Menjelang perayaan Tri Suci Waisak 2563 BE/2019, umat Buddha bersama ratusan biksu melakukan pengambilan air suci di sumber air Umbul Jumprit di Desa Tegalrejo, Kecamatan Ngadirejo, Kabupaten Temanggung, Jawa Tengah. Dalam kegiatan pengambilan air yang dilakukan pada Selasa (14/5/2019) dan Kamis (16/5/2019) itu, air suci tersebut ditempatkan dalam 12.000 botol dan sekitar 50 kendi.
Oleh
REGINA RUKMORINI
·3 menit baca
TEMANGGUNG, KOMPAS — Menjelang perayaan Tri Suci Waisak 2563 BE/2019, umat Buddha bersama ratusan biksu melakukan pengambilan air suci di sumber air Umbul Jumprit di Desa Tegalrejo, Kecamatan Ngadirejo, Kabupaten Temanggung, Jawa Tengah. Dalam kegiatan pengambilan air yang dilakukan pada Selasa (14/5/2019) dan Kamis (16/5/2019) itu, air suci tersebut ditempatkan dalam 12.000 botol dan sekitar 50 kendi.
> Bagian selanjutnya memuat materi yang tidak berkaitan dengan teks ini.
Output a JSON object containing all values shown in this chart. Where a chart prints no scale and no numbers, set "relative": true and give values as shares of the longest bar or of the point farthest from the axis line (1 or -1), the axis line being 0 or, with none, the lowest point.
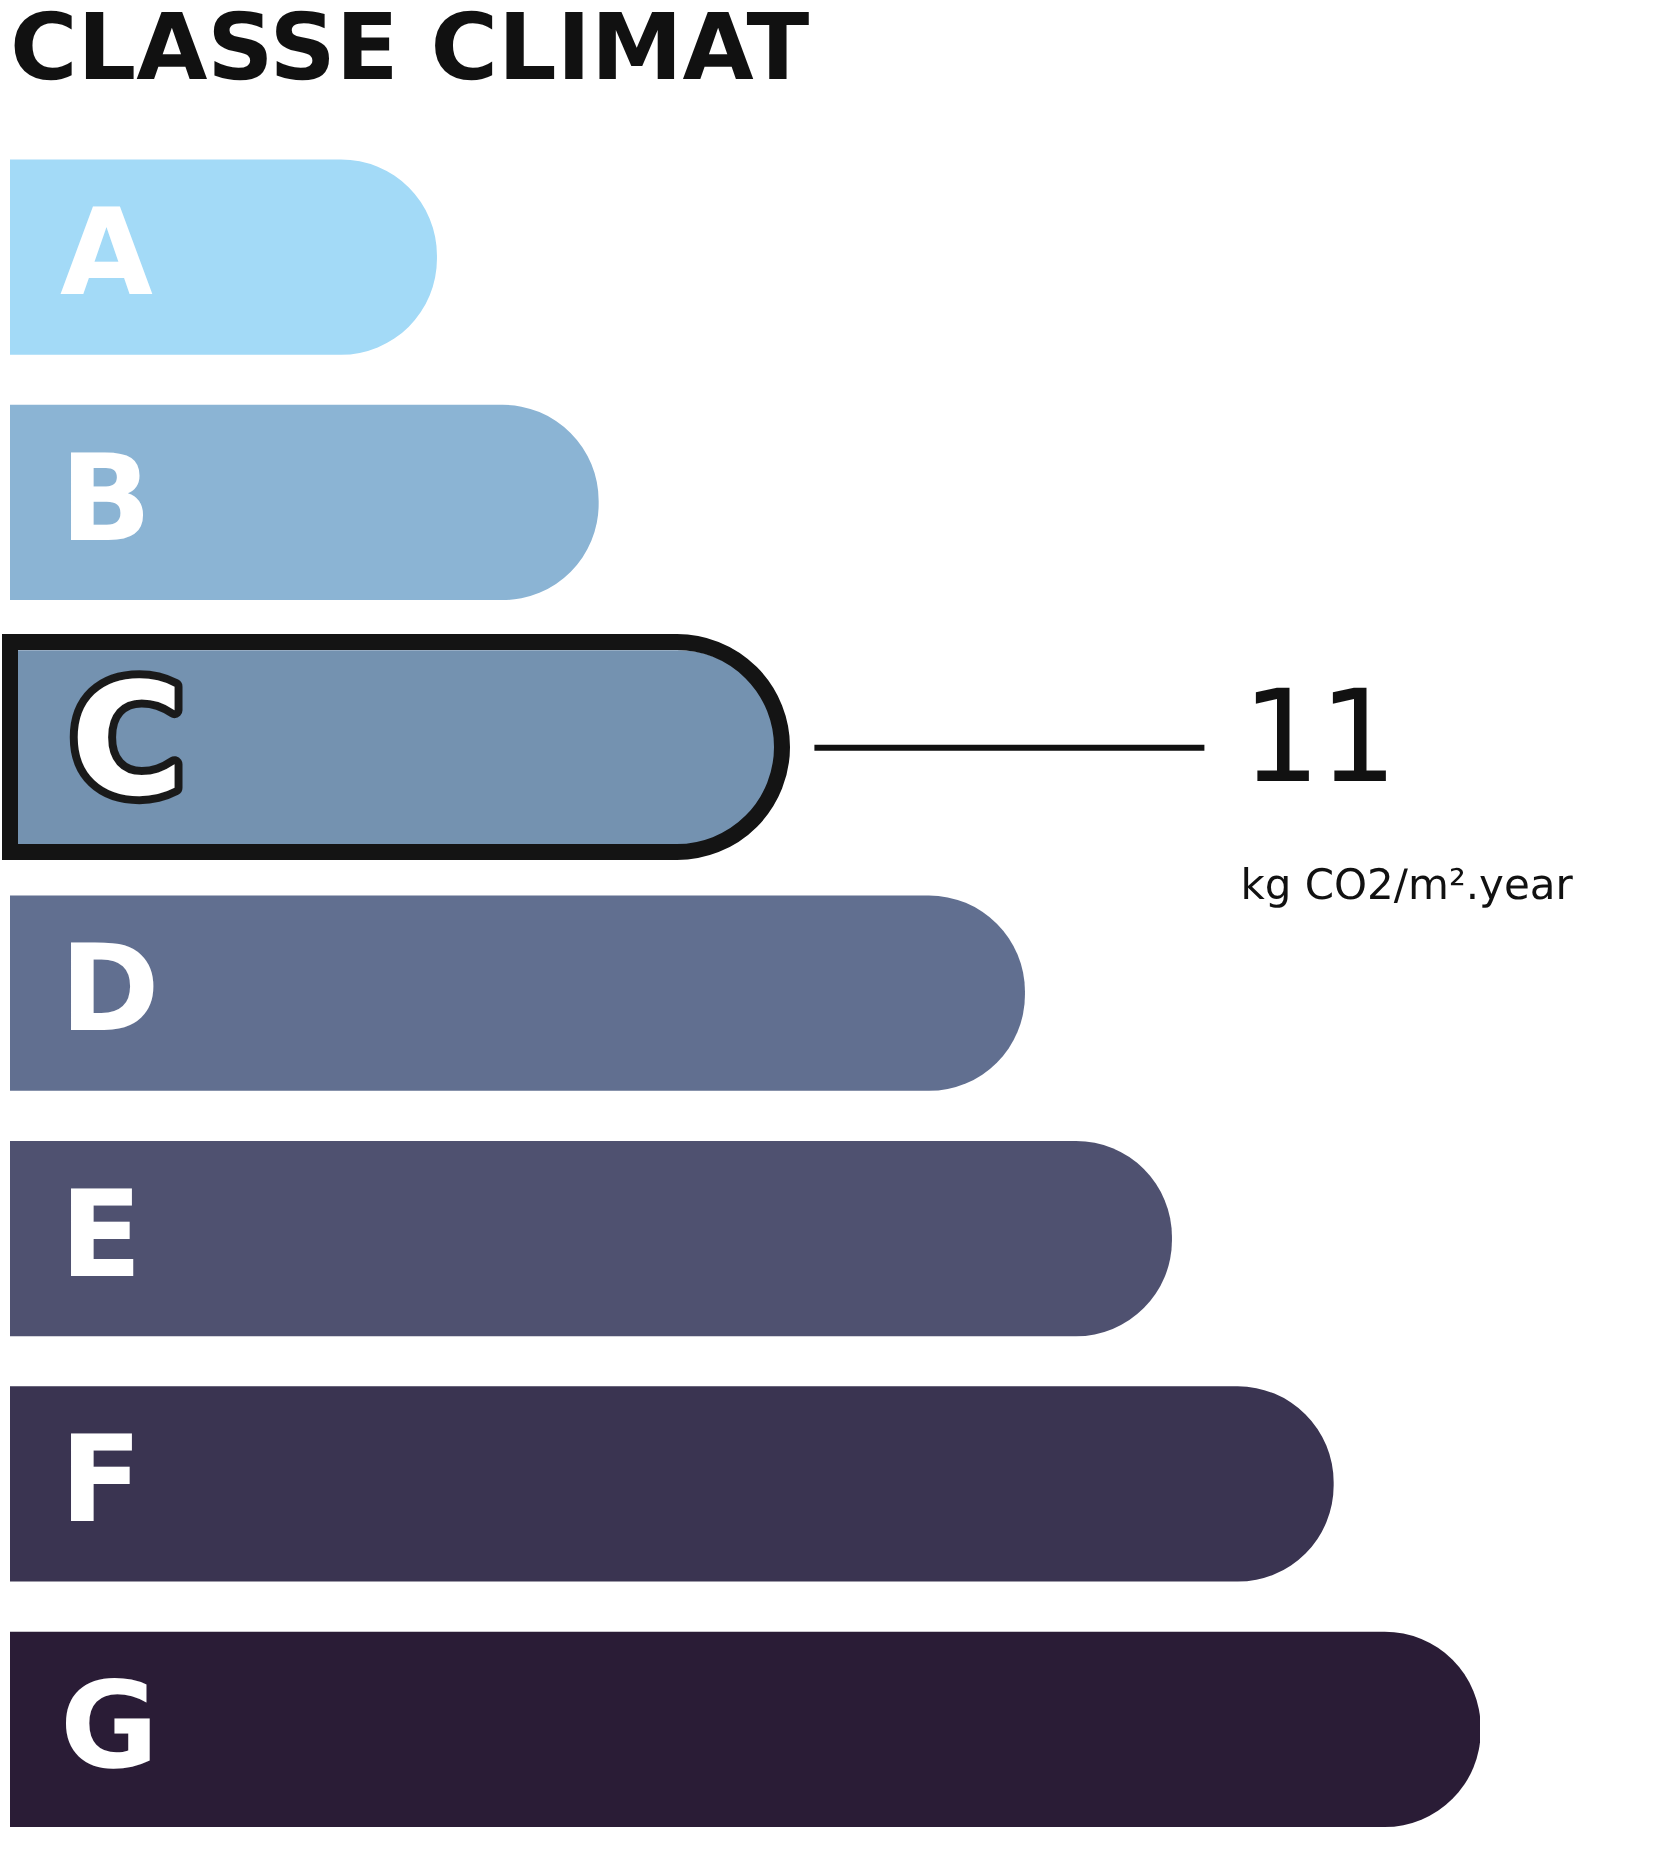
{
  "chart_data": {
    "type": "bar",
    "orientation": "horizontal",
    "relative": true,
    "title": "CLASSE CLIMAT",
    "categories": [
      "A",
      "B",
      "C",
      "D",
      "E",
      "F",
      "G"
    ],
    "values": [
      0.29,
      0.4,
      0.52,
      0.69,
      0.79,
      0.9,
      1
    ],
    "colors": [
      "#a3daf7",
      "#8bb4d4",
      "#7492b0",
      "#616f90",
      "#4f5170",
      "#3a3451",
      "#2a1c36"
    ],
    "annotations": [
      "11",
      "kg CO2/m².year"
    ]
  }
}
Air dalam botol dan kendi tersebut akan disakralkan di Candi Mendut, Kecamatan Mungkid, Kabupaten Magelang, Jawa Tengah, pada Kamis (16/5/2019) petang, dan akan dibagikan kepada umat pada perayaan Waisak, 19 Mei mendatang.
Wakil Ketua Panitia Air Berkah Perayaan Waisak 2563 BE/2019, Martinius Nata, mengatakan, sebagai sebuah ritual suci, pengambilan air di Umbul Jumprit ini dimaksudkan untuk mengingatkan umat agar membersihkan diri dan bersikap rendah hati.
”Dengan mengambil air suci ini, diharapkan umat pun selalu ingat untuk bersikap rendah hati seperti air yang selalu mengalir dari atas ke bawah,” ujarnya.
Kegiatan pengambilan air suci pada Kamis (16/5/2019) itu diikuti oleh umat Buddha dan sekitar 200 biksu dari beberapa kota di Indonesia dan Thailand.
Dengan mengambil air suci ini, diharapkan umat pun selalu ingat untuk bersikap rendah hati seperti air yang selalu mengalir dari atas ke bawah.
Umat dan biksu yang hadir dalam prosesi tersebut berasal dari tiga aliran agama Buddha, yaitu Mahayana, Tantrayana, dan Theravada. Sebelum mengambil air, umat dan biksu dari setiap aliran terlebih dahulu melakukan puja bakti, berdoa, secara bergantian di depan altar yang sudah disiapkan di kawasan Umbul Jumprit.
Biksu Mahawirat Khemacari Mahathera, salah seorang biksu asal Thailand yang sudah 15 tahun tinggal di salah satu wihara di Jakarta, mengatakan, air adalah komponen penting dalam kehidupan, termasuk dalam kegiatan peribadatan umat Buddha.
Kendati demikian, karena ketiadaan sumber air, Biksu Mahawirat mengatakan, di Jakarta ataupun di Thailand tidak pernah ada kegiatan pengambilan air di mata air.
”Setiap perayaan Waisak, air yang kami gunakan dalam perayaan dan dibagi-bagikan kepada umat adalah air suci yang sudah dikemas dalam botol,” ujarnya.
Namun, apa pun bentuknya, menurut dia, air yang digunakan tetaplah bernilai luhur dan memiliki muatan spiritual. Selain penting untuk kehidupan di setiap tubuh manusia, air juga memberi asupan bagi jiwa.
”Air itu memberikan ketenangan jiwa,” ujarnya.
Direktur Urusan dan Pendidikan Agama Buddha Direktorak Jenderal (Ditjen) Bimbingan Masyarakat Buddha Kementerian Agama Supriyadi mengatakan, dalam kegiatan ibadah, air bermakna untuk pembersihan noda dalam batin dan fisik. Selain dalam agama ibadah agama Buddha, hal ini antara lain juga dilakukan umat Islam yang melakukan wudu sebelum shalat.
Makna pembersihan dari air, menurut dia, diyakini juga sudah ada dan dilakukan pada masa lalu.
”Pembersihan batin dan fisik menggunakan air ini sudah menjadi budaya dan warisan dari leluhur,” ujarnya.
Dengan kesamaan budaya tersebut, Supriyadi mengatakan, segenap bangsa Indonesia diminta untuk terus mengembangkan moderasi beragama, saling menghargai dan menghormati satu sama lain, termasuk dengan mereka yang berbeda agama. Sikap saling menghormati ini diperlukan untuk mewujudkan kehidupan bangsa dan negara yang aman dan nyaman bagi semuanya.